June Cleaver, Do You Know Where Ward Keeps the Family's Financial Records?
ARA) - In the days of Leave it to Beaver, June Cleaver never
worried about financial planning. That was Ward's job. For that matter, Brady Bunch mom
Carol Brady probably never looked at the family's financial records, either. And do you
think such independent-thinking female characters such as Rebecca Howe, in Cheers, or
Elaine Benes, from Seinfeld, had their personal finances in order? Probably not.
According to the National Center for Women & Retirement,
80 to 90 percent of today's women will be solely responsible for their own finances at
some point in their lives, most likely because of divorce or the death of a spouse.

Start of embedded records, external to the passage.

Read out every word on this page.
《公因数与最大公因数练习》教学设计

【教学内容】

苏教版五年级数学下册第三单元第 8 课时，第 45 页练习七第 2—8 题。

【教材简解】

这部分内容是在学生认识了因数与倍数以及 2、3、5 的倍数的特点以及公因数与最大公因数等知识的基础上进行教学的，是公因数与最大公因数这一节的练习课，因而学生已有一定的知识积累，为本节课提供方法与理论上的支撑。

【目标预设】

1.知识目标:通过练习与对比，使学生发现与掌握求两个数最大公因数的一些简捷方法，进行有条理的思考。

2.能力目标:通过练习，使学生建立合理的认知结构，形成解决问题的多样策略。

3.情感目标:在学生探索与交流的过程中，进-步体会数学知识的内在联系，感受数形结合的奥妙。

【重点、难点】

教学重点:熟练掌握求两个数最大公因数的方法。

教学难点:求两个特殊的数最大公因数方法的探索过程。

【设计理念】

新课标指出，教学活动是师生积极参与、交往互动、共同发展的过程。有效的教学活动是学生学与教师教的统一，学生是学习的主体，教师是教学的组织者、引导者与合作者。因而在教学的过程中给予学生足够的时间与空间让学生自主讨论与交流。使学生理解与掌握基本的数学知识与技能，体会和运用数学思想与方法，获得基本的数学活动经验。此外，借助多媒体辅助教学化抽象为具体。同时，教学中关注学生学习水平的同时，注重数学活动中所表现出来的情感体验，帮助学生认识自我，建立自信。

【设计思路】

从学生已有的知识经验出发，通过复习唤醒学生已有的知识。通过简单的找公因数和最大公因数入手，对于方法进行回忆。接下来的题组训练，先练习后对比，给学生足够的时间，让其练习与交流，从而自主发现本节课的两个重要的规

Unfortunately, many women are still ill-equipped to live on
their own incomes. Fact: According to Sen. John Ashcroft (R-MO), more than two-thirds of
today's women over 65 have no pension other than Social Security, and women are twice as
likely as older men to live near or below the federal poverty threshold because they lack
pensions and retirement savings.
Not surprisingly, in today's world of dual incomes, second
marriages and split accounts, many women feel overwhelmed with financial planning
information and decisions. According to a recent survey by IHateFinancialPlanning.com, a
new Web site geared to the millions of Americans who dread or hate financial planning,
more than 56 percent of women are afraid to learn about the state that their personal
finances are in, find the numbers overly complicated or don't feel confident in making
good financial decisions.
Fortunately, says Karen McGarvey, owner of Financial Advisory
Network, Inc., a financial services firm (advisory services provided through Washington
Square Securities, Inc.) located in East Alton, Ill., women are more empowered today than
ever to take care of their personal finances.
"While many women may not like financial planning, the
media has made women aware of the importance of financial planning," McGarvey says.
"In turn, more women are starting to see that it's a good idea to take care of their
personal finances, regardless of their marital status."
"The biggest mistake women can make is to choose to
remain ignorant," McGarvey adds. "Because if women ignore their personal
finances, there's simply too great a chance that they will face a crash course in
financial planning due to divorce or death. The smartest move a woman can make is to find
a financial advisor, much in the same way a women finds a physician. That way, women will
find someone they trust and they believe will act in their best interests."
While basics of financial planning remain the same no matter
who you are -- spend less, save and invest more, work from a plan -- there are a number of
financial planning issues unique to women. Here are 13 tips from McGarvey and Randy
Schuldt, a vice president with IHateFinancialPlanning.com, for women of all ages to
consider:
Think about Life without Him.
For better or worse, women need to think about life without
their mate. Statistics show women live an average of seven years longer than men, and more
than 50 percent of women become divorced. At some point, a woman will be forced to manage
her personal finances on her own. Are you prepared to do that today?
Find Your Documents Now.
One of the greatest dangers that the average woman faces when
it comes to financial planning is not knowing where all of the financial records are. This
predicament can turn into a full-blown crisis if a woman's husband or partner should
suddenly seek a separation or divorce, or if her mate dies unexpectedly. Some women have
learned to their shock that they have no idea where their mate invested their money or
that they're deeply in debt and have to go back to work.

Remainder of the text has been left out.